Saturday, 24 March 2012

Damned if you do, damned if you don't

Canadians have a common law right to defend themselves, their family, and their property. This includes using reasonable force to protect oneself from physical harm. But this right – surely a fundamental, natural right immune from government interference – is being eroded and is under attack.

Ian Thomson, a Port Colbourne, Ontario resident, defended his life with a handgun – only to be charged later with three Criminal Code offences. He goes on trial January 30th and 31st.


Thomson, a target shooter and former firearms instructor, was awakened to the sound of shouted profanity and breaking glass early one August morning. Three masked men had come onto his land with Molotov cocktails and were firebombing his home while he slept. The highly agitated and aggressive intruders ignited Thomson’s front porch and dog kennel. They appeared bent on murder.

Thomson responded by doing two things: he phoned emergency services, and he retrieved a legally registered and properly secured firearm. Thomson exited his burning home and discharged the firearm two or three times to drive off his attackers.

Twenty-two minutes after being contacted, the police arrived. In the interim, Thomson dowsed the fires that the masked intruders had ignited. He had clearly prevented his own murder, yet Crown attorneys charged him with careless use of a firearm, careless storage of a firearm, and pointing a firearm.

There are at least three reasons why these charges are morally indefensible.

First, Thomson had no other viable alternative courses of action. He could not have awaited police assistance inside a burning home. He could not have negotiated with the intruders. He could not have fled unarmed without exposing himself to a potentially lethal attack and permitting the continued destruction of his home. Thomson took the most reasonable course of action. And he conducted himself in a manner that injured no one and damaged nothing.

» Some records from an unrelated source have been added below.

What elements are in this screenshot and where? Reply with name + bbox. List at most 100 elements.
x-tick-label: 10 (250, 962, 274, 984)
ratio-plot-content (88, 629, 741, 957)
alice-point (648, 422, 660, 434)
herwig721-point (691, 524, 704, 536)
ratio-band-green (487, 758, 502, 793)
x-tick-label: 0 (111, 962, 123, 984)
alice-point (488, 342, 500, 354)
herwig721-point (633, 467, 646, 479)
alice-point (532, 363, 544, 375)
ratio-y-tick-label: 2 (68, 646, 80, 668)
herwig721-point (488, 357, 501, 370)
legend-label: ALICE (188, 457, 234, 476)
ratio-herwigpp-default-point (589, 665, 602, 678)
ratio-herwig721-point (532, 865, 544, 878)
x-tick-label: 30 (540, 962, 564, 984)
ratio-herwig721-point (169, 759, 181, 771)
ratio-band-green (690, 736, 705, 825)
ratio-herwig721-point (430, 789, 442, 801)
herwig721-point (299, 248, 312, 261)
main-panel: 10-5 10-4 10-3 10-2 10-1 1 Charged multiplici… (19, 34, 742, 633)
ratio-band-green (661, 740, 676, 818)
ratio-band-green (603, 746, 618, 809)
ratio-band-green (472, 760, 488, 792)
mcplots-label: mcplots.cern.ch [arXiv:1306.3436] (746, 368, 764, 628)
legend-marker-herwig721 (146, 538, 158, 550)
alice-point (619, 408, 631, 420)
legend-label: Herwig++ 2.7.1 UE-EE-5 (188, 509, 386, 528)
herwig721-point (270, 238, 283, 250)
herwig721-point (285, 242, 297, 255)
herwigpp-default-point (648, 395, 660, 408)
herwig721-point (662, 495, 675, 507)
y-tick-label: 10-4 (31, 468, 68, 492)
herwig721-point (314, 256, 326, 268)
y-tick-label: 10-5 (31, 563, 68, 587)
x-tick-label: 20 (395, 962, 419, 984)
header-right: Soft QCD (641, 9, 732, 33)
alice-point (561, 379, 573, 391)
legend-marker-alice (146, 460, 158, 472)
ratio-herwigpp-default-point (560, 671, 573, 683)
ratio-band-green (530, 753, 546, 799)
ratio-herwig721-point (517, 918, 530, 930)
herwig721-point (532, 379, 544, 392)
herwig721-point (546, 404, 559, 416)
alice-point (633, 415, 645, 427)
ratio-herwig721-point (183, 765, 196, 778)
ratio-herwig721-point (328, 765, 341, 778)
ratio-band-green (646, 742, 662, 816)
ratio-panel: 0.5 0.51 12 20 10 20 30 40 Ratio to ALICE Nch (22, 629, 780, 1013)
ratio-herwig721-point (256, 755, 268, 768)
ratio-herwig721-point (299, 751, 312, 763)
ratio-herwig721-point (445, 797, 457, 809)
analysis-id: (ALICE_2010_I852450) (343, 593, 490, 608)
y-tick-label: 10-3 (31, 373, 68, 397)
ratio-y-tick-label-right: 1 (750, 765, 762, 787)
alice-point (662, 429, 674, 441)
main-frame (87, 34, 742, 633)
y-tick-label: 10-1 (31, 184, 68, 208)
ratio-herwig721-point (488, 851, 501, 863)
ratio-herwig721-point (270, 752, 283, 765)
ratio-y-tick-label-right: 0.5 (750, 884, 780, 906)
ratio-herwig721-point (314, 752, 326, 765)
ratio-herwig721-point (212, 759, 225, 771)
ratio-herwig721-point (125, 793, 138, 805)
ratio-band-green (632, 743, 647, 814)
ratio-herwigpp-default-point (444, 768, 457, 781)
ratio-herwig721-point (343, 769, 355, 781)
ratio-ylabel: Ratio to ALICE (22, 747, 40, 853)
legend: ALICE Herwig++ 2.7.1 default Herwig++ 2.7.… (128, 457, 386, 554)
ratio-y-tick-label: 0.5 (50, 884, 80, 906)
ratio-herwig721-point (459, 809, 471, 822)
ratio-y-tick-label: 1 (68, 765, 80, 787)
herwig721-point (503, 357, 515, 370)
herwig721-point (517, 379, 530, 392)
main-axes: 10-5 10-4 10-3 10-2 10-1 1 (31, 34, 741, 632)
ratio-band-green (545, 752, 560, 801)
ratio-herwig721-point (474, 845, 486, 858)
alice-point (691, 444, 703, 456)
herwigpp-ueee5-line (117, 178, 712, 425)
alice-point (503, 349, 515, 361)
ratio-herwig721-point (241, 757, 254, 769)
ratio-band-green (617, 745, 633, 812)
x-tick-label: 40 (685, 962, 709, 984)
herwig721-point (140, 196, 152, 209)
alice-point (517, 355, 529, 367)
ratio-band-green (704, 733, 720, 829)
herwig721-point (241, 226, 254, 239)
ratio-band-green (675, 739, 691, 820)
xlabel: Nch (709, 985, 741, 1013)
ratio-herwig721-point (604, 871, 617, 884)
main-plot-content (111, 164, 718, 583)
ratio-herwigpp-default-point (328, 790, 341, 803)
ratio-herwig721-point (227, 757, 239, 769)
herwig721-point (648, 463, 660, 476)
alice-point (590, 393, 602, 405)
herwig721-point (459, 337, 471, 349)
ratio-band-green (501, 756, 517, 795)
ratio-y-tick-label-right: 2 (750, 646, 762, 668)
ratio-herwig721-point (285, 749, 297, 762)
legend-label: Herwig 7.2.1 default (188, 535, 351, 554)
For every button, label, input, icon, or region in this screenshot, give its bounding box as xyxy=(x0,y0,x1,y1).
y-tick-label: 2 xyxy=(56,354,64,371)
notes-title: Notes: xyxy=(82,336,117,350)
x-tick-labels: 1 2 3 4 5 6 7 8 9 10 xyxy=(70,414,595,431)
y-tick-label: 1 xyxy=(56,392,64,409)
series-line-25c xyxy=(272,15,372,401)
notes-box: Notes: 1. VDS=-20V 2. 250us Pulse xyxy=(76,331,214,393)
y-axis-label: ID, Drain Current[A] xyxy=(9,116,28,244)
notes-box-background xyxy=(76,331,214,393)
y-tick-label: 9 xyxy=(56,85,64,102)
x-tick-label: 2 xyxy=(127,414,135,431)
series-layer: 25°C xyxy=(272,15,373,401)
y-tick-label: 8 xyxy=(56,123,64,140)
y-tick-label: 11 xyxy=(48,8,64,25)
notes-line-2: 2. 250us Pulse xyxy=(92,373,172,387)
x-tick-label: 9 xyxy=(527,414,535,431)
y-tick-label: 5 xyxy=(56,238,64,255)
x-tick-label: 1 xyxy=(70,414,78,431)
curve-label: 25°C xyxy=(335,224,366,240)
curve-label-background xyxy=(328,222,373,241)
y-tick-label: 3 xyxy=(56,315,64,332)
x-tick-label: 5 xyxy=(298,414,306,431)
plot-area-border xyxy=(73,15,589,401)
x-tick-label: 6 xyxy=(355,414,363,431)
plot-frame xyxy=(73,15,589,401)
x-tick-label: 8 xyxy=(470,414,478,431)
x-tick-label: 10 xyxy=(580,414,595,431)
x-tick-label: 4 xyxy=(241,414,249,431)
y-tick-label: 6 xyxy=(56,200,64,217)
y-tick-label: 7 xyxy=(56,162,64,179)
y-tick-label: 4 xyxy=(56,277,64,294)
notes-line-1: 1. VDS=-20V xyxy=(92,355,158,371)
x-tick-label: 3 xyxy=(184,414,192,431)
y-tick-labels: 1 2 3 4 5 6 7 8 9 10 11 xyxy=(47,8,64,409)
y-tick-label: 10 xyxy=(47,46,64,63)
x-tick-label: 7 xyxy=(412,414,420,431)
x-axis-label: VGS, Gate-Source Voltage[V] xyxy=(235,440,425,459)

Second, the Criminal Code provisions under which Thomson was charged clearly state that no criminal act has been committed if someone uses, stores, or points a firearm with a “lawful excuse”. The Criminal Code does not define “lawful excuse”, leaving the courts to decide what qualifies on a case-by-case basis. Surely even the Crown Attorneys who charged Thomson recognize that “lawful excuse” must include preventing your own murder.

Third, there is no question or doubt that Canadians have the right to defend themselves from violent attack. Contrary to popular wisdom, the State does not andshould not have a monopoly on the use of force. When you have a reasonable apprehension that someone is about to cause physical harm to you, your family, or your property, you have legal authority to use as much physical force as reasonably required to repel the attacker.

What is considered reasonable can only be determined by the particular facts and circumstances you are facing. This includes the nature and seriousness of the attack, the relative size and strength of the attackers, the number of attackers, and when and where the attack is occurring. Further, a person undergoing an attack is not expected to measure with exactitude or nicety the power of his blows.


Now apply this to Ian Thomson. He was asleep at home alone. He was violently attacked by three masked men intent on burning his house down with him in it. He could have shot to kill, yet he chose a reasonable and morally acceptable course of action. He chose to deter and defend, and to cause no harm.

The Crown has dropped the careless use and pointing charges, but the fact that the charges were laid at all indicates that something has gone seriously awry. The charges effectively victimize Thomson. They imply that he should have remained idle while his life was threatened. This turns both common sense and our moral inclinations on their heads. Thomson was a victim, not a perpetrator. He suffered a violent attack only to face criminal sanction for defending himself. This shifts the moral blame to a victim who should not be expected to have done otherwise.